Manyetik, elektromanyetik alanların özellikleri birçok bakımdan kütle çekime benziyor. En azından Newton kanunları düzeyinde... Uzaklığın karesi ile ters orantılı çekim gücü gibi. Diğer yandan elektromanyetik alan, kütle çekimin aksine çift kutuplu (kütle çekim tek kutuplu).
Bana göre bunun nedeni elektromanyetik kuvvetin, kütle çekiminin bir türevi
( yani kütle çekimin bir durumundan kaynaklanan anlamında) olması.
Çift kutuplu olmasını ise dengeyi kurma olarak ele alıyorum. Şimdi esas sorunuza gelirsek, belirttiğiniz tüm metallerin atomları periyodik cetvelde çok yakınlar. Benzer özellikleri var. Amorf durumdayken mıknatıs özelliği kazanamıyorlar.
Ama kristalize olunca veya özel şartlarda mıknatıs özelliği kazanıyorlar.
Bunu atomların ve moleküllerin diziliş şekline bağlayabiliyoruz. Bu sayede kızgın erimiş demir ( ya da krom, kobalt) den elektrik akımı geçirirsek, sıvı metal içinde polarlaşma sağlayarak mıknatıs üretebiliyoruz.
Ya da toplu iğne gibi küçükleri uzun süre mıknatısla tutarak, (kütlesine oranla yoğun bir manyetik alanda) geçici mıknatıs özelliği kazandırabiliyoruz. Bu süre zarfında toplu iğne erimemiş olmasına rağmen, maruz kaldığı manyetik alan; kuantum durumları ve entropi’nin sürekliliği ile madde içi hareketlilik sürüyor. Atomları düzen almaya zorluyor. Ancak mıknatıs uzaklaştıktan sonra, entropi bu düzeni kısa sürede bozuyor. Buraya kadar "nasıl?" kısmını cevapladım.
"Neden?" kısmı biraz daha karmaşık... Şahsi bakış içeriyor, bilimselliği tartışılır, gene... Vazgeçemediğim zaman dalgalarına bağlıyorum gene... Uzay-zaman genişlerken, zaman'ın uzayın genişleme hızının bir yan türevi olduğunu ve genişlemenin, bir önceki genişlemeyle oransal olduğunu, her genişlemenin dalgasal bir enerji yayılımına neden olduğunu iddia etmiştim.

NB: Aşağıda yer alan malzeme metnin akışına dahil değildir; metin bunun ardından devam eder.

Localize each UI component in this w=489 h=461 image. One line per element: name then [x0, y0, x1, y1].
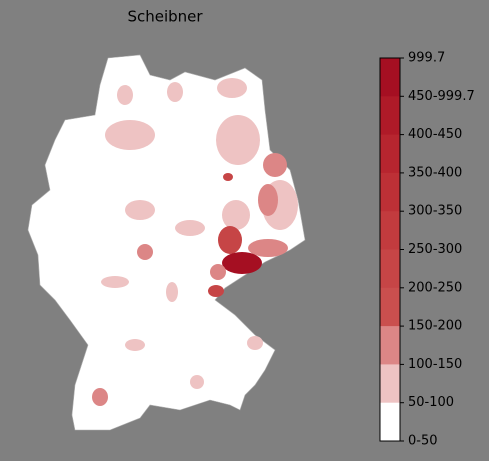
- district: [137, 244, 153, 260]
- colorbar-segment: [380, 402, 400, 442]
- colorbar-label: 250-300: [408, 242, 462, 257]
- district: [248, 239, 288, 257]
- colorbar-label: 350-400: [408, 165, 462, 180]
- colorbar-segment: [380, 172, 400, 212]
- germany-map: [27, 54, 306, 431]
- colorbar-segment: [380, 58, 400, 97]
- district: [208, 285, 224, 297]
- colorbar-label: 450-999.7: [408, 89, 475, 104]
- colorbar-label: 999.7: [408, 51, 445, 66]
- district: [217, 78, 247, 98]
- colorbar-segment: [380, 326, 400, 365]
- colorbar-segment: [380, 287, 400, 327]
- district: [101, 276, 129, 288]
- colorbar-label: 50-100: [408, 395, 454, 410]
- district: [105, 120, 155, 150]
- districts: [92, 78, 298, 406]
- colorbar-segment: [380, 211, 400, 250]
- district: [210, 264, 226, 280]
- district: [167, 82, 183, 102]
- district: [92, 388, 108, 406]
- district: [223, 173, 233, 181]
- district: [247, 336, 263, 350]
- colorbar-label: 0-50: [408, 434, 438, 449]
- district: [263, 153, 287, 177]
- district: [125, 339, 145, 351]
- map-title: Scheibner: [127, 8, 203, 26]
- colorbar-label: 200-250: [408, 280, 462, 295]
- district: [222, 200, 250, 230]
- colorbar-label: 400-450: [408, 127, 462, 142]
- colorbar-segment: [380, 364, 400, 404]
- district: [190, 375, 204, 389]
- colorbar-label: 100-150: [408, 357, 462, 372]
- district: [218, 226, 242, 254]
- colorbar-segment: [380, 134, 400, 174]
- colorbar-segment: [380, 249, 400, 289]
- district: [166, 282, 178, 302]
- district: [222, 252, 262, 274]
- district: [175, 220, 205, 236]
- colorbar-label: 300-350: [408, 204, 462, 219]
- district: [125, 200, 155, 220]
- colorbar-label: 150-200: [408, 319, 462, 334]
- district: [258, 184, 278, 216]
- district: [117, 85, 133, 105]
- colorbar-segment: [380, 96, 400, 136]
- district: [216, 115, 260, 165]
- colorbar: 999.7 450-999.7 400-450 350-400 300-350 250-3…: [379, 51, 475, 449]
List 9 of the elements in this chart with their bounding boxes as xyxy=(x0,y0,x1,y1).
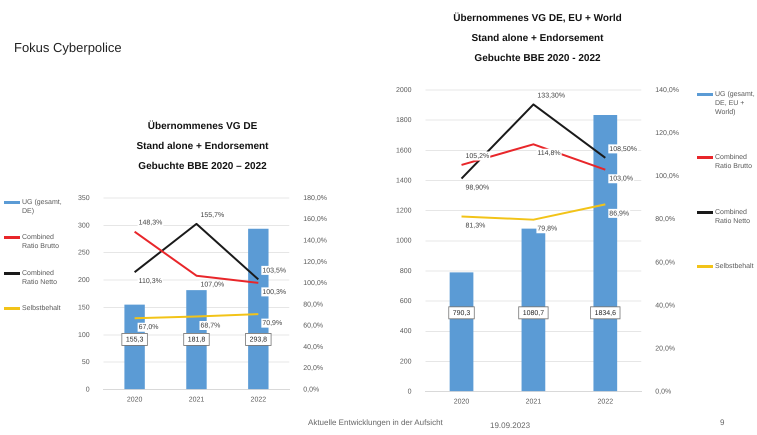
chart-title: Übernommenes VG DE xyxy=(148,120,258,132)
text: Aktuelle Entwicklungen in der Aufsicht xyxy=(308,418,443,427)
chart-title: Übernommenes VG DE, EU + World xyxy=(453,12,622,24)
bar xyxy=(450,272,474,392)
text: 9 xyxy=(720,418,724,427)
text: Fokus Cyberpolice xyxy=(14,40,122,55)
chart-subtitle: Stand alone + Endorsement Gebuchte BBE 2020 – 2022 xyxy=(136,140,270,172)
chart-subtitle: Stand alone + Endorsement Gebuchte BBE 2020 - 2022 xyxy=(472,32,604,64)
text: 19.09.2023 xyxy=(490,421,530,430)
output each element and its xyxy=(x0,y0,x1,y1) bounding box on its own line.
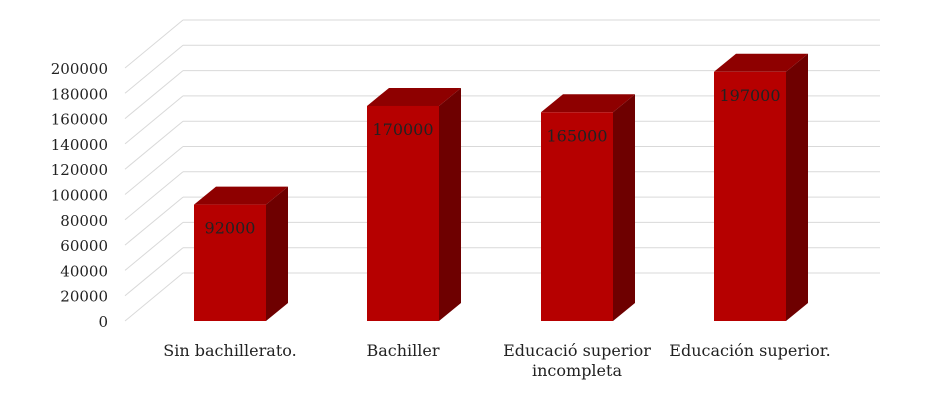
x-tick-label-line: Educació superior xyxy=(503,341,651,360)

Yani evren sürekli dalgasal bir enerji ile taranıyor. Bu dalgalar, cisimlerde kütlenin oluşmasında ana rolü üstleniyor.
Ayrıca bu dalgalar, belirli bir düzen içinde toplanmış atomlara denk geldiği zaman, kırılarak girişime neden oluyor. Yani kaba tabirle bu dalgalar maddenin bir tarafından giriyor, diğer taraftan yoluna devam ediyor. Ancak içinden geçtiği ortamın yoğunluğu ve düzeni ile bu dalgaların bir kısmı kırılıyor ve farklı bir frekans üzerinden (ya da belki salınım yaptığı bir boyutu kaybederek) farklı bir yöne olacak şekilde maddeden ayrılıyor. (Eğer haklıysam, bilgim yok bu konuda, manyetik alanın “zaman”ı bir miktar etkilemesi lazım. Nasıl ölçülür bilemiyorum.) Ancak bu dalgalanma hareketinin tamamlayıcı gerekiyor. Yani sürekliliği olması için kutup gerekiyor. Ki sonunda kritik denge dediğimiz durumda sistem dengesine oturabilsin. Biz bunu elektromanyetik alan-mıknatıs olarak ölçümlüyoruz.
Bu düşünceye varmam da, normal ışıktan kristal ya da çeşitli homojen maddelerle lazer ışını üretim tekniklerinin de epey katkısı oldu. Bazı yönlerden benzer ilkeler ve etkiler söz konusu... Mıknatısın çekmesine gelince, oluşan bu dalgaların birbirlerini nötrleyecek (kritik-mükemmel denge) konuma yönelmeleri diyebilirim. (Ama açıkçası, niye çektiğini şu ana kadar hiç sorgulamamıştım.) Nasıl çektiği, mekanizmanın nasıl olduğu hakkında biraz daha inceleme yapmama lazım.